The idea of a "competition" to select an SMR design was announced by then Chancellor of the Exchequer George Osborne in his March 2016 Comprehensive Spending Review. Osborne allocated GBP250 million ($332 million) of funding to the initial phases of the competition and other nuclear sector spending in the 2016 CSR.
The UK government subsequently announced later in 2016 that around 40 initial "expressions of interest" had been received in the competition from a variety of sources, including nuclear equipment manufacturers such as Rolls-Royce, NuScale Power, GE-Hitachi and China General Nuclear Power Corp., academic and research institutions and other joint venture entities.
However, much of the initial momentum behind the competition has since evaporated, with the June 23, 2016, UK referendum vote to leave the EU and the subsequent replacement of David Cameroon with Theresa May as new prime minister dealing a potentially devastating blow to the competition.

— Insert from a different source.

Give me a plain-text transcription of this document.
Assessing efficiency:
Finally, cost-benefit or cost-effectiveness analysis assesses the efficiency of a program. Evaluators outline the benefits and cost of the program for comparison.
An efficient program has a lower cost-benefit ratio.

Repeated delays and a lack of communication from the Department for Business, Energy and Industrial Strategy have further weighed on the competition's prospects, and industry sources say that Osborne's replacement as chancellor, Phillip Hammond, is simply not as interested in the SMR competition concept as his predecessor.

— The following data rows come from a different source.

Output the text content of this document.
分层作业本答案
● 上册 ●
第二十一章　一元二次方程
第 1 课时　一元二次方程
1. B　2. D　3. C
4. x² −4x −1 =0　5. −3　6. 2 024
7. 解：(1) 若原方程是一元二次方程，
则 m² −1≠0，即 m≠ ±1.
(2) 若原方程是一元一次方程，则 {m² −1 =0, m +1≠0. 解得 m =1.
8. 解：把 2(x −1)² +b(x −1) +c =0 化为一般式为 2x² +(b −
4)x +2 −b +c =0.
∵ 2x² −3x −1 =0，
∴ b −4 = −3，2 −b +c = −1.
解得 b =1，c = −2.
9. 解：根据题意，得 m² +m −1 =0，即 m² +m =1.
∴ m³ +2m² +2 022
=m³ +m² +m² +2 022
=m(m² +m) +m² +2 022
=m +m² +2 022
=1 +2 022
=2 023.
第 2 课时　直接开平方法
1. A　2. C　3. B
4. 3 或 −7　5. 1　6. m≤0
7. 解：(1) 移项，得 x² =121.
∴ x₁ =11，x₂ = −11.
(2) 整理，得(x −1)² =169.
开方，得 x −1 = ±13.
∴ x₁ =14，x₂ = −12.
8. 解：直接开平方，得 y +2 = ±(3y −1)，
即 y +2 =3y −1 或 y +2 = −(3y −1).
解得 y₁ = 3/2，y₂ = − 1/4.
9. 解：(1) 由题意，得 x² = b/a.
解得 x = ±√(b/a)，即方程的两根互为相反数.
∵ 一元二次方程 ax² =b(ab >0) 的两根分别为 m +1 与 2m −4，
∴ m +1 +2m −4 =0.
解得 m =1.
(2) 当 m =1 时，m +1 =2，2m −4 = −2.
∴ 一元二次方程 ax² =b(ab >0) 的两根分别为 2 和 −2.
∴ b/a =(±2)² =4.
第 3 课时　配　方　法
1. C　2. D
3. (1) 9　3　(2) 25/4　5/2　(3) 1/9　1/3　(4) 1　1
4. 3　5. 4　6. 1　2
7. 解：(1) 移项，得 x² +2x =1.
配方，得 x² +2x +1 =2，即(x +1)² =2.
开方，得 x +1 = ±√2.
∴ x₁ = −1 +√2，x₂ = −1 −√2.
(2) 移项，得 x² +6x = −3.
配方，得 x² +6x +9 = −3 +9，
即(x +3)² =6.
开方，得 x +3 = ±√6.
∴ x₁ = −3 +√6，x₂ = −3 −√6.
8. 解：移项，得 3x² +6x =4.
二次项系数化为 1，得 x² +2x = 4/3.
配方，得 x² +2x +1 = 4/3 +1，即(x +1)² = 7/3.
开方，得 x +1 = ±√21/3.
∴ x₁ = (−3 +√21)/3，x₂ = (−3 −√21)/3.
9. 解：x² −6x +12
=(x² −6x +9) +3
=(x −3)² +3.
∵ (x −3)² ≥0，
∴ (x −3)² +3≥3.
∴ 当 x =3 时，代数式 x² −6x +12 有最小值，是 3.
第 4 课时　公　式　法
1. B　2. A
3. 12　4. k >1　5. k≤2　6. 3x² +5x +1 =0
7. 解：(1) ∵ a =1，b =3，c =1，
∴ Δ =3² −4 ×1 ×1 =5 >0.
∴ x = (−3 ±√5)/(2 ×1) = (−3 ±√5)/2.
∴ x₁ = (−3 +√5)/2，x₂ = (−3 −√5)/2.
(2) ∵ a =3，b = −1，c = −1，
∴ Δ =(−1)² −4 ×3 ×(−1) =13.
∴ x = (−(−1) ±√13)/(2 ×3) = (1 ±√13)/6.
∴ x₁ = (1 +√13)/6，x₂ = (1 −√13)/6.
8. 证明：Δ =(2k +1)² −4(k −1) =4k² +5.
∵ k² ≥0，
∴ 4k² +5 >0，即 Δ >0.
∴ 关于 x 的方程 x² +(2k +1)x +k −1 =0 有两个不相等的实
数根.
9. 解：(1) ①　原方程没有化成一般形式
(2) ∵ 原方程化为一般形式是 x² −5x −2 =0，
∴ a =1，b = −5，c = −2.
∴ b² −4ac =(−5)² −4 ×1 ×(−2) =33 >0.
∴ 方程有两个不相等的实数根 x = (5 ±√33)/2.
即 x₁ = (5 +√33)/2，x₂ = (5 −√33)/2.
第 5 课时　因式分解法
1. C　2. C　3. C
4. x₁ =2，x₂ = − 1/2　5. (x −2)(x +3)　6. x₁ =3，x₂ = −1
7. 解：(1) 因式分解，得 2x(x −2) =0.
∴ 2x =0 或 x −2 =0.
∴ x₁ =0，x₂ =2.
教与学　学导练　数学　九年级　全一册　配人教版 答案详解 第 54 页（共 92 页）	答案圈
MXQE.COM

Add to this continued scarcity of financial resources and an almost complete paralysis across government following the Brexit vote, and the hopes for the competition's initial deadline of having a completed SMR design manufactured in the UK by the mid-2020s look increasingly forlorn.

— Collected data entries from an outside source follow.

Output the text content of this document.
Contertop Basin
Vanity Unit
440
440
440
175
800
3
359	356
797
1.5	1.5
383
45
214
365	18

Several reactor manufacturers, including Rolls-Royce, have publicly indicated that they think that the late 2020s would be a more likely target date, something that BEIS, the government department in charge of nuclear policy, has not denied.
The situation is further complicated by the delayed White Paper, or formal government research report, setting out planned legislation and policy on the May government's industrial strategy, an attempt by the government to take a more comprehensive approach to policies in certain industrial sectors that are deemed to be key to the UK's economy.
Nuclear power, along with transport, digital strategy, clean energy, and the creative industries, has been named as an industry worthy of a "sector deal" between the industry and government under the industrial strategy. While the government has not specifically linked the SMR competition to the industrial strategy White Paper, nuclear industry sources are increasingly placing their hopes for the revival of SMR development in the UK on that White Paper, which is due to be published November 27.
An industry source employed at one of the entrants into the SMR competition said in an interview November 17 that he believed that the competition itself could even be scrapped completely, although the "idea of an SMR being built in the UK will definitely not be scrapped. The competition is so delayed that the industry really now has very grave concerns about is viability."
The source, who requested anonymity as he is not authorized by his company to speak to the media, added that the "government will be seeking to exit from the competition idea, but of course keep the goal it is aimed to achieve in place."
The industry source suggested that the government might pursue a "dual track approach" to SMR development in the UK, meaning that at least two and possibly more SMR designs could be allowed to proceed toward development in the country, as opposed to the original competition idea of selecting a single reactor design early in the development process.
The market for SMRs is significant: Rolls-Royce in a 2017 research paper estimated that the value of the global export market for an SMR design manufactured in the UK could be up to GBP400 billion and that the domestic development work of such a design could have a total value of up to GBP100 billion to the UK economy.
However, others are more skeptical, with the industry source in particular estimating that his company has spent well in excess of GBP10 million so far over two years in preparation for the later stages of the so-far abortive SMR competition.
What is clear is that the process of developing an SMR design in the UK is now in need of an urgent kick-start, either from the industrial strategy White Paper, a clear revival of the SMR competition concept or some other source. Without such a kick-start, the once proud UK nuclear industry will again be left on the sidelines while other countries develop the future technologies of the sector which, if past experience is any guide, the UK government then inevitably ends up importing expensively.